Les Ambassadeurs and Robert Plant astonished on successive nights. Then there was a letdown. Dragging myself to Warsaw after a bad car day in Queens was righted by a delicious dinner in Chinatown, all I really wanted to do was stay home, play records, read Fonarow, and make out. One reason my wife attended all of my top five shows except the one our favorite Zeppelin fan grabbed is that Gogol Bordello, Sonic Youth, and Ornette Coleman were sure shots. But I wouldn't have loved Les Ambassadeurs so freely without Carola. I wouldn't have had anyone to dance with, or to watch dancing alone with a song in my heart.

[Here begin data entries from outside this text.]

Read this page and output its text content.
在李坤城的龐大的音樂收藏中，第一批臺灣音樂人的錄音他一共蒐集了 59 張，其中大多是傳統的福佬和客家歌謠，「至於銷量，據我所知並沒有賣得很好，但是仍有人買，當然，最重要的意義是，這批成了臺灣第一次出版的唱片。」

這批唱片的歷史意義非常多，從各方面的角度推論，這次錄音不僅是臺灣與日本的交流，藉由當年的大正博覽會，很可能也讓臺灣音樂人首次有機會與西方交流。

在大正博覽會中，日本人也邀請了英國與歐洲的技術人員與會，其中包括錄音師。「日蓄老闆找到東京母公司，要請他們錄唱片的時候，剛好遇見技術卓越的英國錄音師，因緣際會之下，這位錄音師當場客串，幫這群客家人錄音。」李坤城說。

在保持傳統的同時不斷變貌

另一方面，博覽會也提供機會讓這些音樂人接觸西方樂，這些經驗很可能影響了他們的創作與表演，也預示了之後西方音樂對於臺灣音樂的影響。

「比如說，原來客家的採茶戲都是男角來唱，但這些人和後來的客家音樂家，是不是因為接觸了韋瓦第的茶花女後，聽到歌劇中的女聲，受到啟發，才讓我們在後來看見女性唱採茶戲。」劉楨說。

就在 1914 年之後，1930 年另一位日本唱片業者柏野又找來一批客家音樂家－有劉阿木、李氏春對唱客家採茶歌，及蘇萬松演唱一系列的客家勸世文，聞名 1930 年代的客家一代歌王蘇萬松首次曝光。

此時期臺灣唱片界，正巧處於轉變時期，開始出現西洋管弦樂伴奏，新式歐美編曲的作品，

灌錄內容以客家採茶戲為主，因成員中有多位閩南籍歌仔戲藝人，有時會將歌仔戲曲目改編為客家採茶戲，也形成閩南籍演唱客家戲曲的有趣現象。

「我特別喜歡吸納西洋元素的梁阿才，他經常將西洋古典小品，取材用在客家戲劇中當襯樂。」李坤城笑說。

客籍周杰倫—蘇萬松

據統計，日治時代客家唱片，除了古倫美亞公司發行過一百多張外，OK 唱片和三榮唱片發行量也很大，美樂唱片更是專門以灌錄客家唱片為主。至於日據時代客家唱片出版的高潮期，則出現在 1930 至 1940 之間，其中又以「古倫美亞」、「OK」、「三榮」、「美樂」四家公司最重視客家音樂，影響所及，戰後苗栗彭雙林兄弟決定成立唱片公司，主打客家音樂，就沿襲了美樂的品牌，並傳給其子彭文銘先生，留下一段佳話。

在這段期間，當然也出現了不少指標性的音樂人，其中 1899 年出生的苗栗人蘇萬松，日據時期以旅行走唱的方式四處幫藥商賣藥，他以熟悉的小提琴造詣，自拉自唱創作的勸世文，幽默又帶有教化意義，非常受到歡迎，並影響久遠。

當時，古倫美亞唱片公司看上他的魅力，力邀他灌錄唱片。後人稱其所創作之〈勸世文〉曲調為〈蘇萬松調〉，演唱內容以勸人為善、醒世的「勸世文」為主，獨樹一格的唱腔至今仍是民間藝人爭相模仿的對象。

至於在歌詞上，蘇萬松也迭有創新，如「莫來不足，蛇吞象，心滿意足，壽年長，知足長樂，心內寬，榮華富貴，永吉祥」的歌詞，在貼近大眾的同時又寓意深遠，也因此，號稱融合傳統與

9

Fonarow believes the indie-rock identity quest is structured to end with marriage. For her, Zone Two represents a period of reflective aestheticism that eases the passage from the adolescent breakout of the pit to the homebound responsibilities of capitalist adulthood, when you find you're not going out at all. For anyone who remains sentient, however, identity quest never ends, and music can always be part of it. It's just that in a good marriage your identity is tied up with another person's. My wife attended eight of the 32 shows all told, quite a few for a 61-year-old nonprofessional. Both of us wanted and needed it.
But that final week I was on my lonesome till June 30 yoked two very alt alt-country bards in their forties: Robbie Fulks, a honky-tonk postmodernist proud to entertain "the world capital of secularism and rationality, all right," and the now Cleveland-based Amy Rigby, one of the best in the world at 47, playing South Street Seaport for free in intermittent rain to 150 people. Maybe I would have liked the Futureheads more if I hadn't skipped "Dancing With Joey Ramone" to see them. Carola stayed downtown. She tells me that the woman who kept feeding her friends in front of us vaulted onstage to sing backup on "All I Want." Her name was Sarah and it was a special birthday. Cheered Rigby: "40 years old and she can still storm a barricade."
Carola got home after I did. She was elated.